Im März hatte das Auswärtige Amt wegen der Corona-Pandemie erstmals eine weltweite Reisewarnung ausgesprochen, die im Juni für mehr als 30 europäische Länder aufgehoben wurde. Am Dienstag folgten die ersten Regionen außerhalb Europas: Vor Reisen in vier Urlaubsregionen im asiatischen Teil der Türkei (Antalya, Izmir, Aydin und Mugla) wird nun nicht mehr gewarnt.

Das weckt Begehrlichkeiten bei anderen Ländern, die auf deutsche Touristen hoffen: Ägypten und Tunesien verlangen, dass die Reisewarnung auch für ihre Urlaubsgebiete fällt. Der ägyptische Botschafter in Berlin, Khaled Galal Abdelhamid, begründete dies mit sinkenden Corona-Infektionszahlen und weitreichenden Sicherheitsvorkehrungen für Touristen. "Wir bitten nicht um einen Gefallen. Was wir sagen, ist: Schaut Euch die Lage an und trefft eine rationale und angemessene Entscheidung", sagte er der Deutschen Presse-Agentur. Ägypten ist das zweitbeliebteste Urlaubsland der Deutschen außerhalb der EU. Im vergangenen Jahr reisten 1,8 Millionen Deutsche in das nordafrikanische Land, mit seinen Stränden am Mittelmeer und am Roten Meer. Zwölf Prozent der Wirtschaftsleistung dort entfallen auf den Tourismus.

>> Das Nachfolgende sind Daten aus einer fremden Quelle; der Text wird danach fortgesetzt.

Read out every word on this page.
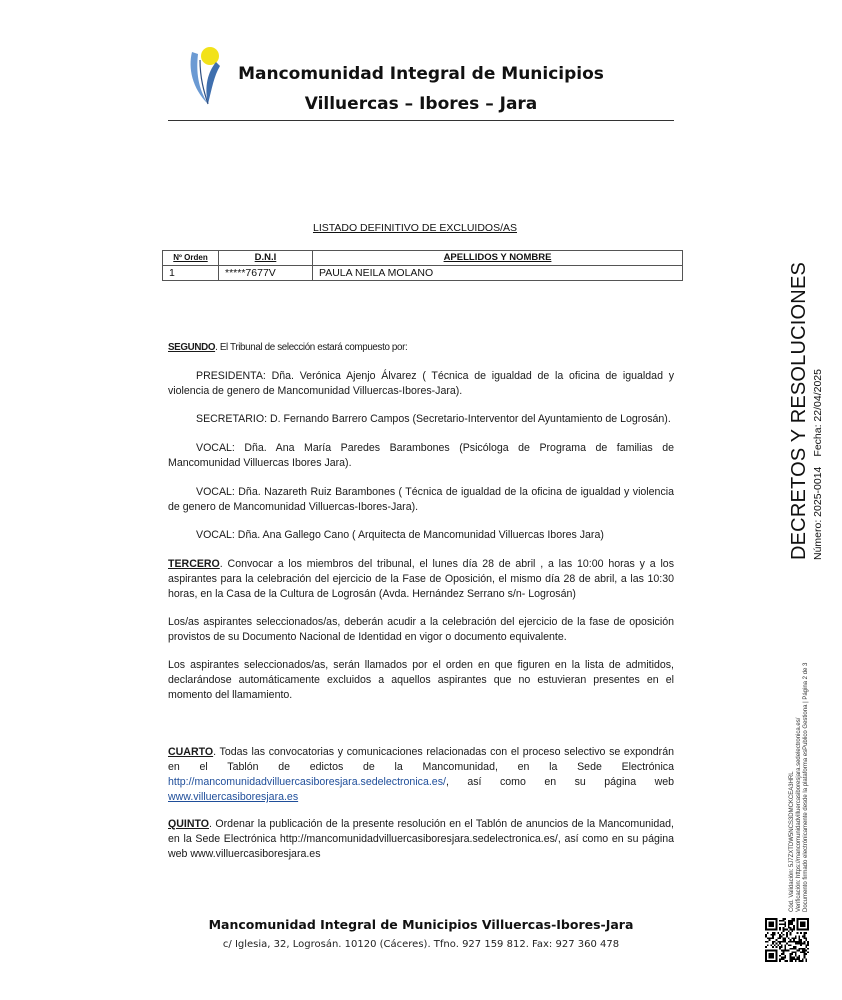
Mancomunidad Integral de Municipios
Villuercas – Ibores – Jara
LISTADO DEFINITIVO DE EXCLUIDOS/AS
Nº Orden	D.N.I	APELLIDOS Y NOMBRE
1	*****7677V	PAULA NEILA MOLANO
SEGUNDO. El Tribunal de selección estará compuesto por:
PRESIDENTA: Dña. Verónica Ajenjo Álvarez ( Técnica de igualdad de la oficina de igualdad y violencia de genero de Mancomunidad Villuercas-Ibores-Jara).
SECRETARIO: D. Fernando Barrero Campos (Secretario-Interventor del Ayuntamiento de Logrosán).
VOCAL: Dña. Ana María Paredes Barambones (Psicóloga de Programa de familias de Mancomunidad Villuercas Ibores Jara).
VOCAL: Dña. Nazareth Ruiz Barambones ( Técnica de igualdad de la oficina de igualdad y violencia de genero de Mancomunidad Villuercas-Ibores-Jara).
VOCAL: Dña. Ana Gallego Cano ( Arquitecta de Mancomunidad Villuercas Ibores Jara)
TERCERO. Convocar a los miembros del tribunal, el lunes día 28 de abril , a las 10:00 horas y a los aspirantes para la celebración del ejercicio de la Fase de Oposición, el mismo día 28 de abril, a las 10:30 horas, en la Casa de la Cultura de Logrosán (Avda. Hernández Serrano s/n- Logrosán)
Los/as aspirantes seleccionados/as, deberán acudir a la celebración del ejercicio de la fase de oposición provistos de su Documento Nacional de Identidad en vigor o documento equivalente.
Los aspirantes seleccionados/as, serán llamados por el orden en que figuren en la lista de admitidos, declarándose automáticamente excluidos a aquellos aspirantes que no estuvieran presentes en el momento del llamamiento.
CUARTO. Todas las convocatorias y comunicaciones relacionadas con el proceso selectivo se expondrán en el Tablón de edictos de la Mancomunidad, en la Sede Electrónica http://mancomunidadvilluercasiboresjara.sedelectronica.es/, así como en su página web www.villuercasiboresjara.es
QUINTO. Ordenar la publicación de la presente resolución en el Tablón de anuncios de la Mancomunidad, en la Sede Electrónica http://mancomunidadvilluercasiboresjara.sedelectronica.es/, así como en su página web www.villuercasiboresjara.es
Mancomunidad Integral de Municipios Villuercas-Ibores-Jara
c/ Iglesia, 32, Logrosán. 10120 (Cáceres). Tfno. 927 159 812. Fax: 927 360 478
DECRETOS Y RESOLUCIONES Número: 2025-0014Fecha: 22/04/2025
Cód. Validación: 5J7ZXTDW5NCS3DMCKCEA3HRL Verificación: https://mancomunidadvilluercasiboresjara.sedelectronica.es/ Documento firmado electrónicamente desde la plataforma esPublico Gestiona | Página 2 de 3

Am Donnerstag meldete sich auch der Geschäftsträger der tunesischen Botschaft, Chiheb Chaouch und verwies auf die "ausgezeichnete Bilanz" seines Landes im Kampf gegen die Pandemie. "Wir hoffen daher, dass das Auswärtige Amt auch Tunesien in eine Liste von Ländern außerhalb der Europäischen Union und des Schengen-Raums einordnet, die ein sicheres Ziel für die deutschen Reisenden sind", sagte er auf dpa-Anfrage. "Wir hoffen, dass deutsche Touristen Tunesien besuchen werden."